Эти дети, к которым я так привязана, – единственная причина, по которой пятнадцать лет назад я не отсекла мужу голову.
19. Жестокий муж, мстительная жена
Время от времени она ловит себя на мыслях о Тантале и сыне, несмотря на то, что всеми силами старается не думать о них. Она вспоминает истории Тантала, то, как в его словах прятались все секреты мира, как малыш по ночам глядел на нее вытаращив глазки, вместо того чтобы спать. Как ее муж смеялся, когда сын начинал хныкать, как клубились в воздухе ароматы пряностей. Ее сердце сжимается, боль набегает, точно волна. Есть ли на свете большая мука, чем любовь, повстречавшая утрату?
Память странная вещь, жестокая. Чем сильнее хочешь что-то забыть, тем меньше можешь противиться воспоминаниям. Словно крыса вгрызается в кожу, медленно, мучительно, от такого не отмахнешься.
После того как Тантала и малыша убили, все вокруг повторяли ей: «Молись богам». Но от крысы не избавиться молитвами. Ты должна убить ее, отравить, и боги ничем тебе в этом не помогут.
– О чем ты думаешь?
Голос вырывает ее из воспоминаний. Клитемнестра оборачивается и видит Ифигению. Она стоит в саду, там же, где ее мать укрылась в свою первую ночь в Микенах.
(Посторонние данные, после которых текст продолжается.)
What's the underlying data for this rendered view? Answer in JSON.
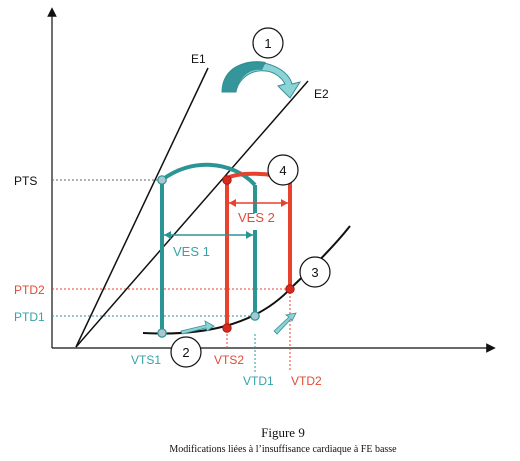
{
  "labels": {
    "e1": "E1",
    "e2": "E2",
    "pts": "PTS",
    "ptd2": "PTD2",
    "ptd1": "PTD1",
    "ves1": "VES 1",
    "ves2": "VES 2",
    "vts1": "VTS1",
    "vts2": "VTS2",
    "vtd1": "VTD1",
    "vtd2": "VTD2"
  },
  "markers": [
    "1",
    "2",
    "3",
    "4"
  ],
  "caption": {
    "title": "Figure 9",
    "subtitle": "Modifications liées à l’insuffisance cardiaque à FE basse"
  },
  "colors": {
    "teal": "#2a9594",
    "red": "#e8412e",
    "label_teal": "#35a3a8",
    "label_red": "#e24a35",
    "arrow_fill": "#8ad3d6",
    "axis": "#111111"
  }
}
Внизу раскинулась долина, а наверху высится белый и безмолвный храм Геры. Клитемнестра редко заходит туда. Дела жриц и жрецов ее не касаются.
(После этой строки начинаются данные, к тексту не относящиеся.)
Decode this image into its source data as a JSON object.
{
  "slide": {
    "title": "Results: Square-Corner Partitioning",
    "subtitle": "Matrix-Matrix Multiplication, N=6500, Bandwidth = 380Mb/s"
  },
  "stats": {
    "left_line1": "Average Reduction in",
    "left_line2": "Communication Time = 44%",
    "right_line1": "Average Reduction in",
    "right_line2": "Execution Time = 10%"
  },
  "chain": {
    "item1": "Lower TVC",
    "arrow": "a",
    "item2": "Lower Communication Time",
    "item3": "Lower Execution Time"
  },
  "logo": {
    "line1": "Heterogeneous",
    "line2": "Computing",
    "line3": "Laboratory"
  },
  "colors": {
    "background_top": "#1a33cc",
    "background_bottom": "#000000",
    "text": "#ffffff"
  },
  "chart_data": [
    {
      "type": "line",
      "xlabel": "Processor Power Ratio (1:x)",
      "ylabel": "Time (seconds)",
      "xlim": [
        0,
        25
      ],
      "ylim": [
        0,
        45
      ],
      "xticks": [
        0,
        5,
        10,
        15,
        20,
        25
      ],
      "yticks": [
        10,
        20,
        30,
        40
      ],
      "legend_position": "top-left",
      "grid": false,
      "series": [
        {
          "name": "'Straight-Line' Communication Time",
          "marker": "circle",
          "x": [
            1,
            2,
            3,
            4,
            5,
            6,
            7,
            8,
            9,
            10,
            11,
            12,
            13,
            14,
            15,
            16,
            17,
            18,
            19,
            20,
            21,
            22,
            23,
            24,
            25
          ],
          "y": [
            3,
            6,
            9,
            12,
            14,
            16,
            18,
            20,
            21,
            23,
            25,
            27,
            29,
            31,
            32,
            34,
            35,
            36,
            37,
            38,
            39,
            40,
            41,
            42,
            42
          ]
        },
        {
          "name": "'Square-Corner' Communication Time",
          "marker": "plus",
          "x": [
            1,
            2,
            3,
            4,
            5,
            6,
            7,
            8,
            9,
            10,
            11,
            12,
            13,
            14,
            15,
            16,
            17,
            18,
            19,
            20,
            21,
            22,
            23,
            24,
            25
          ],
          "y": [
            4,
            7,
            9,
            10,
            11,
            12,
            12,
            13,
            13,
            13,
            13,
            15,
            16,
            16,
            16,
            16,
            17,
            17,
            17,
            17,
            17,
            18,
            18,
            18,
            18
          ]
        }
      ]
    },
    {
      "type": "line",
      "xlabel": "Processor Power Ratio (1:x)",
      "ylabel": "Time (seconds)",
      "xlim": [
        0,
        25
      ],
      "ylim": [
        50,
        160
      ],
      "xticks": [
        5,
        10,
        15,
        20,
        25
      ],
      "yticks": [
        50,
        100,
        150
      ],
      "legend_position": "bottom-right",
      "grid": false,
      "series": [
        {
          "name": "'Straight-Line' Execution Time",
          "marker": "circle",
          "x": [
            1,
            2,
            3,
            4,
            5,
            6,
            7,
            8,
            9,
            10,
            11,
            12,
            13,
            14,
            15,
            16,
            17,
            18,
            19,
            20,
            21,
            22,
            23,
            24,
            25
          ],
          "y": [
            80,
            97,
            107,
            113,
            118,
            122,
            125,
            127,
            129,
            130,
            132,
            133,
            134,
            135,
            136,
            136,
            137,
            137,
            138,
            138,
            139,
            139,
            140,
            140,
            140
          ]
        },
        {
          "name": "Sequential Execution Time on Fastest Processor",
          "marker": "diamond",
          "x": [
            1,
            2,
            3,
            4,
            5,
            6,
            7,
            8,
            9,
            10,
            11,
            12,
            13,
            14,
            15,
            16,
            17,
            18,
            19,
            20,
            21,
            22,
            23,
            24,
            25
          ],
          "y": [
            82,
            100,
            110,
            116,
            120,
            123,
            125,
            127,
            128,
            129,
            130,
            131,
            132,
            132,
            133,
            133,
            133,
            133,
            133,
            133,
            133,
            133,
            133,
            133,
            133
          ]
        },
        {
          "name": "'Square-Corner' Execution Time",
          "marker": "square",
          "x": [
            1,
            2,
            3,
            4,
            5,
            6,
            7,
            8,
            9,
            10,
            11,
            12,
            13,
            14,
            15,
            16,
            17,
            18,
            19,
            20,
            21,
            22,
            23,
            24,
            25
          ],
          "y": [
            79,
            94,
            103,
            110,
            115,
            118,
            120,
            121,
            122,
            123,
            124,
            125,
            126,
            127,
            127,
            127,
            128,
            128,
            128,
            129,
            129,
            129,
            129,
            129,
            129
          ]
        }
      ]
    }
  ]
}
– Я думала о просителях, – отвечает Клитемнестра.
Ифигения подходит ближе.
– Ты думала о ребенке, которого потеряла, так ведь? Ты всегда приходишь сюда, когда думаешь о нем.
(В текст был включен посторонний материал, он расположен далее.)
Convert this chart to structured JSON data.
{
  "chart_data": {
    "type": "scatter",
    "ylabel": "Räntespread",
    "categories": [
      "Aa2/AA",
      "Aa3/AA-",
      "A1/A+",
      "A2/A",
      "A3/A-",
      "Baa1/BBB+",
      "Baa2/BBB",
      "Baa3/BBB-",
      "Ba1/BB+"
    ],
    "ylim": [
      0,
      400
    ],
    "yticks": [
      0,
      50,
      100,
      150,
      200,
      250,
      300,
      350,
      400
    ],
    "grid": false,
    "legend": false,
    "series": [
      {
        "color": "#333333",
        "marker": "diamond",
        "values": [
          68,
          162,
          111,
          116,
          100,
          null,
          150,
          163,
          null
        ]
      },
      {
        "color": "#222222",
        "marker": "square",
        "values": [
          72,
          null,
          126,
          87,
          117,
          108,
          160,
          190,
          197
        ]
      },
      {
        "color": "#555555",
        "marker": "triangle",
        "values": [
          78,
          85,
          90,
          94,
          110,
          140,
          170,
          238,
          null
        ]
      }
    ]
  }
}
Клитемнестра хочет опустить взгляд, но не делает этого. Врать дочери нет смысла. Ей приходит мысль, что надо бы сказать Ифигении, чтобы набросила на себя что-нибудь – уже холодает, а они стоят на самой вершине акрополя, – но тут в сад вбегает Орест. Он кажется взбудораженным, темные упругие кудряшки подпрыгивают у него на голове в такт движениям.
– Мама, я должен тебе рассказать! – выпаливает он, задыхаясь. Заметив Ифигению, он замолкает и окидывает ее многозначительным взглядом. Заподозрив неладное, Ифигения сощуривается.
– Что случилось? – спрашивает Клитемнестра.
– Я видел ее с этим, – заговорщически шепчет Орест.
У Ифигении вспыхивают щеки.
– Ничего не было!
– Он прикладывал свой рот к твоему! – отвечает Орест, разрываясь между негодованием и озорством.
– Орест! – восклицает Ифигения.
Клитемнестре хочется засмеяться, но она сдерживается.
– Леон тебя поцеловал? – спрашивает она.
– Ах ты… – выпаливает Ифигения, угрожающе выпучив на брата глаза.
– Да-да! – вмешивается Орест. – Он засунул руки ей в волосы и сказал, что она самая красивая девушка из всех, что ходят по земле! – Он произносит эти слова так, будто бы они сами по себе заслуживают порки.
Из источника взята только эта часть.